ここでは画像をファイルで保存しましたが、右クリックメニューで[画像をコピー]を選択すれば、そのままWordやExcelなどに貼り付けることもできます。余談ですが、Adobe Readerでも、同様の手順で画像のコピーが可能です。

PDFの一部を画像として切り出す

PDF内の説明用の図を、1つの画像として使いたいこともあると思います。下図のように、図形、線、文字が組み合わされている図のような場合です。

囲まれた部分の図を再利用する

このようにPDFの一部を画像として利用するには、スナップショットを利用すると便利です。

図として取り出すページを表示して[編集]メニューから[スナップショット]を選択します。

図として取り出すページを表示して[編集]メニューから[スナップショット]を選択

カーソルが+に変わるので、図として取り出したい部分をドラッグして囲みます。

図として取り出したい部分をドラッグして囲む

「選択した領域がコピーされました」とダイアログボックスで表示されたら、[OK]ボタンをクリックします。

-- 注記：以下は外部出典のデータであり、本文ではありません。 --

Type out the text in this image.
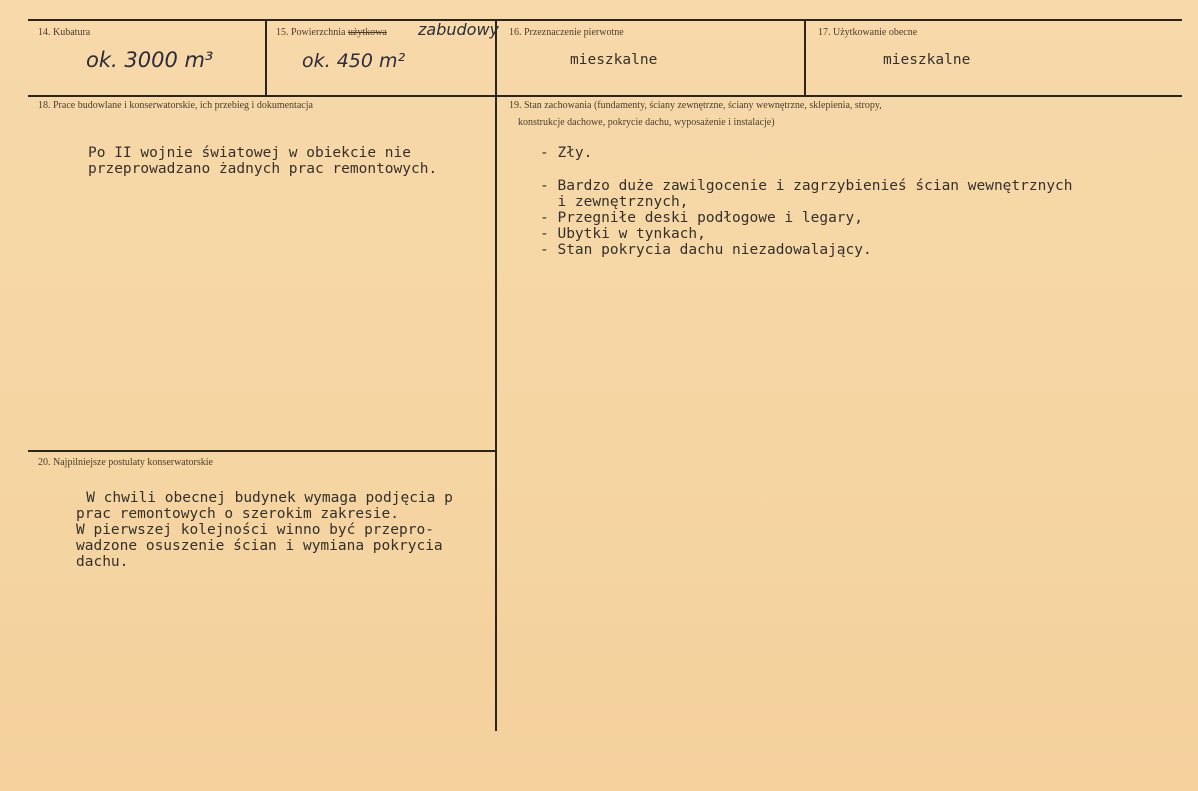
14. Kubatura
ok. 3000 m³
15. Powierzchnia użytkowa zabudowy
ok. 450 m²
16. Przeznaczenie pierwotne
mieszkalne
17. Użytkowanie obecne
mieszkalne
18. Prace budowlane i konserwatorskie, ich przebieg i dokumentacja
Po II wojnie światowej w obiekcie nie
przeprowadzano żadnych prac remontowych.
19. Stan zachowania (fundamenty, ściany zewnętrzne, ściany wewnętrzne, sklepienia, stropy,
konstrukcje dachowe, pokrycie dachu, wyposażenie i instalacje)
- Zły.
- Bardzo duże zawilgocenie i zagrzybienieś ścian wewnętrznych
i zewnętrznych,
- Przegniłe deski podłogowe i legary,
- Ubytki w tynkach,
- Stan pokrycia dachu niezadowalający.
20. Najpilniejsze postulaty konserwatorskie
W chwili obecnej budynek wymaga podjęcia p
prac remontowych o szerokim zakresie.
W pierwszej kolejności winno być przepro-
wadzone osuszenie ścian i wymiana pokrycia
dachu.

「選択した領域がコピーされました」とダイアログボックスで表示されたら、[OK]ボタンをクリック

これで、ドラッグした領域がコピーされたので、他のアプリケーションに貼り付けて利用できます。

繰り返して利用するなら、「ペイント」などの画像編集ソフトに貼り付けて画像ファイルとして保存しておくと便利です。

「ペイント」に貼り付けて画像ファイルとして保存しておくと便利

スナップショットは、他のツールを選択するまで何度でも繰り返して利用できます。

また、画像の大きさはPDFの表示サイズとなります。プリントアウトすることを目的としたドキュメントの作成に利用する場合、あまり小さい画像だと画素数が少ないため、プリント時にぼけてしまうことがあります。

きれいにプリントするには、モニタの範囲に表示できる限度まで拡大した状態でスナップショットするとよいでしょう。一手間かかりますが、部分的にスナップショットし、「ペイント」などの画像編集ソフトで合成するのもよいでしょう。